2020/21: 1st in Championship, promoted to Premier League
2021/22: 20th in Premier League, relegated to Championship
Summary: But Fulham, Watford and Norwich have all been guilty of thinking the sides who help them achieve promotion are fit to survive relegation. We'll touch on this more a bit later.
When the new TV deal came into place, teams relegated from the Premier League and inundated with unprecedented levels of parachute payments seemingly didn't know what to do with the money.
Hull, Middlesbrough, Sunderland, Swansea and Stoke made sweeping changes to their squads but couldn't find the right formula to achieve promotion, with two of these sides suffering another relegation. In those first two seasons, West Brom were the outlier and eventually achieved promotion.
All six teams relegated from the Premier League in 2018/19 and 2019/20 have managed to at least reach the play-offs once, with four achieving promotion. However, none of them have been able to survive for one year back in the top flight (good luck for 2022/23, Bournemouth).
What we can take away is that these relegated teams are becoming wiser on how to use their bigger budgets to get out of the Championship.
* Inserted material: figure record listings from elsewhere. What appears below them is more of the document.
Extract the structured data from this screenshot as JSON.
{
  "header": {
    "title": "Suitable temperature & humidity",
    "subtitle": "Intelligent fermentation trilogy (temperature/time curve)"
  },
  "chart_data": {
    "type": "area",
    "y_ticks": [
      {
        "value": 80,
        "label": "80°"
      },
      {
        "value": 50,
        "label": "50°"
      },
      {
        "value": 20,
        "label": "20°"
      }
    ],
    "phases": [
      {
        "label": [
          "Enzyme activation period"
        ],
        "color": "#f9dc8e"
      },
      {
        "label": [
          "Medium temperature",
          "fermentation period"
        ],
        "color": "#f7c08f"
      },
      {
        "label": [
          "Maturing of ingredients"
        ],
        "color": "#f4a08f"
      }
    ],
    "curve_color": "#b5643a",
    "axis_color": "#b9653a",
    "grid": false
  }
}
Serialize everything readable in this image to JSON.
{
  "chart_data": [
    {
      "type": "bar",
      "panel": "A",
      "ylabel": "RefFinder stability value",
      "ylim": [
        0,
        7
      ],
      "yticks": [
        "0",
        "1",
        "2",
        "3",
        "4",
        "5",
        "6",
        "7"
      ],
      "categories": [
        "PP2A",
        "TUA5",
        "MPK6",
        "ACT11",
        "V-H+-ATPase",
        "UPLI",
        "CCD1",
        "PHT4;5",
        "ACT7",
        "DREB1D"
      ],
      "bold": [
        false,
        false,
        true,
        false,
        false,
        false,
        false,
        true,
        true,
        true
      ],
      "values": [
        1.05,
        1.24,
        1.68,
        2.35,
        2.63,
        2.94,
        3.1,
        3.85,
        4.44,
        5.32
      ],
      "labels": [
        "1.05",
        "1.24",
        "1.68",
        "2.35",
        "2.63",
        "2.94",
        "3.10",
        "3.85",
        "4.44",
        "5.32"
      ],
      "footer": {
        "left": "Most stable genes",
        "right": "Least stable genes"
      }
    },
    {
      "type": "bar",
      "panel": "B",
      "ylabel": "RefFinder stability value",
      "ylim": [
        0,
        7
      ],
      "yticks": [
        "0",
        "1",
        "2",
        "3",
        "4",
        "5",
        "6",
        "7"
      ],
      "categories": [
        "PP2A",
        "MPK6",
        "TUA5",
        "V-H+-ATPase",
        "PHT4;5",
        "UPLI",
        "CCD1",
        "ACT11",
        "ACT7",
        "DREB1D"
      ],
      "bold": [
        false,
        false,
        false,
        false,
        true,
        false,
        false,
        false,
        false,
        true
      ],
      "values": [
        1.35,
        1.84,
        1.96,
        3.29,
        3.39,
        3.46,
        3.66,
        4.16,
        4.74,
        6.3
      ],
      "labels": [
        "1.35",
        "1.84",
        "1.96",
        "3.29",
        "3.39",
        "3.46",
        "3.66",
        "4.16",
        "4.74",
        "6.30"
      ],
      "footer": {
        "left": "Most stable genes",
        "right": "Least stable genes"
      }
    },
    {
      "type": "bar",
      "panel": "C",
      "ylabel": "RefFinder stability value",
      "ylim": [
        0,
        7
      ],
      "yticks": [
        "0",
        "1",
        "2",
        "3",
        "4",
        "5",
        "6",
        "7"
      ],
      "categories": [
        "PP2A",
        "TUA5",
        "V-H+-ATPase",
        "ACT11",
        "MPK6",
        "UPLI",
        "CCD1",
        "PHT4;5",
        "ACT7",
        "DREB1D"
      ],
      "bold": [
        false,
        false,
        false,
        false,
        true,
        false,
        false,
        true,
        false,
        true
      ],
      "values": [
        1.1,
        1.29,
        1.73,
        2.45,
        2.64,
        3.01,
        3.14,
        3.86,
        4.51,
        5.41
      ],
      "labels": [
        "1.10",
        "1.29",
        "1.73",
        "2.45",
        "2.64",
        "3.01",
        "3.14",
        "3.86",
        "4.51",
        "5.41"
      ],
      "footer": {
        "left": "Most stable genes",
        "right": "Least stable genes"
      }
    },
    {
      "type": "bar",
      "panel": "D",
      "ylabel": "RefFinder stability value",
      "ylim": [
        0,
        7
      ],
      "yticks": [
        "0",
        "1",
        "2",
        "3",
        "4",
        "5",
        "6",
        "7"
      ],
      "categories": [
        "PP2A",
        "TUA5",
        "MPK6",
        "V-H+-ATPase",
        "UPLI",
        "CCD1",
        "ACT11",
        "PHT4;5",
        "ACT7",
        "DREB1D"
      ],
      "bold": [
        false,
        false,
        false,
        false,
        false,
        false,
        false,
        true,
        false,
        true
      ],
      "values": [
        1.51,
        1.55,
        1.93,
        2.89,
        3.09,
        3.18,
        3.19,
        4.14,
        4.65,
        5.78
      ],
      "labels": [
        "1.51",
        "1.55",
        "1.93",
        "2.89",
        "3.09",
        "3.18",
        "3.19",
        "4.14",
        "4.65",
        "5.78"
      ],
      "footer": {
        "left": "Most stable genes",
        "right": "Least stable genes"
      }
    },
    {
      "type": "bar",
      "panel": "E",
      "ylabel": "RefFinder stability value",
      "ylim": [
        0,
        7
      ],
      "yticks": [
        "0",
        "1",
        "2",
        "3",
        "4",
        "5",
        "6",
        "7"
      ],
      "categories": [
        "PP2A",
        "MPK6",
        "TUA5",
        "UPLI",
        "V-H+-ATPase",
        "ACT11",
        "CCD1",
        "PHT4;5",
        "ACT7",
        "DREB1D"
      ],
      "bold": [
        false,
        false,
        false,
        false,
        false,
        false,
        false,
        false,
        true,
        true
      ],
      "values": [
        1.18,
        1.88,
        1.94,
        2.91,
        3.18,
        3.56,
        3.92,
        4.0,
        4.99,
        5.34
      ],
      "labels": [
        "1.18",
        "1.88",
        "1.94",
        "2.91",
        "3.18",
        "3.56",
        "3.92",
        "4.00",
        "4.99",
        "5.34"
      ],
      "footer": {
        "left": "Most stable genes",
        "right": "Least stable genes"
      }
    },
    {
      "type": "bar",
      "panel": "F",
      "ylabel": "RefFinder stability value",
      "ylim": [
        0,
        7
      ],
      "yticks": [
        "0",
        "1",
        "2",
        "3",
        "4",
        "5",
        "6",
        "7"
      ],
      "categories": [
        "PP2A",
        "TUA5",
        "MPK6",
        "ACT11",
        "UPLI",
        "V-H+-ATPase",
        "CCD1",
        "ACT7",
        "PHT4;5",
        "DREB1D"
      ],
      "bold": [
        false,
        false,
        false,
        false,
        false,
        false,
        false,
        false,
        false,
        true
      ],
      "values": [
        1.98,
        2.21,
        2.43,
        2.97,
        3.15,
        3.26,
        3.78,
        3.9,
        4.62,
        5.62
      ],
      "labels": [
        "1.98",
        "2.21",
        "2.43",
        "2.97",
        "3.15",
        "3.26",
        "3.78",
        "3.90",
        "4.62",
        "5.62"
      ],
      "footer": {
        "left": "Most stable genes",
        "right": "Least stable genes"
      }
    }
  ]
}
In that sense, yes, parachute payments are working for those impacted.
But there are also too many other key factors to determine whether they're a clear success. The pandemic hit a lot of clubs hard financially and playing behind closed doors felt like more of an anomaly.
If the current trend continues, teams will eventually figure out how to survive back in the Premier League once they stop receiving parachute payments. But, you know, we'd like to see that to believe it first.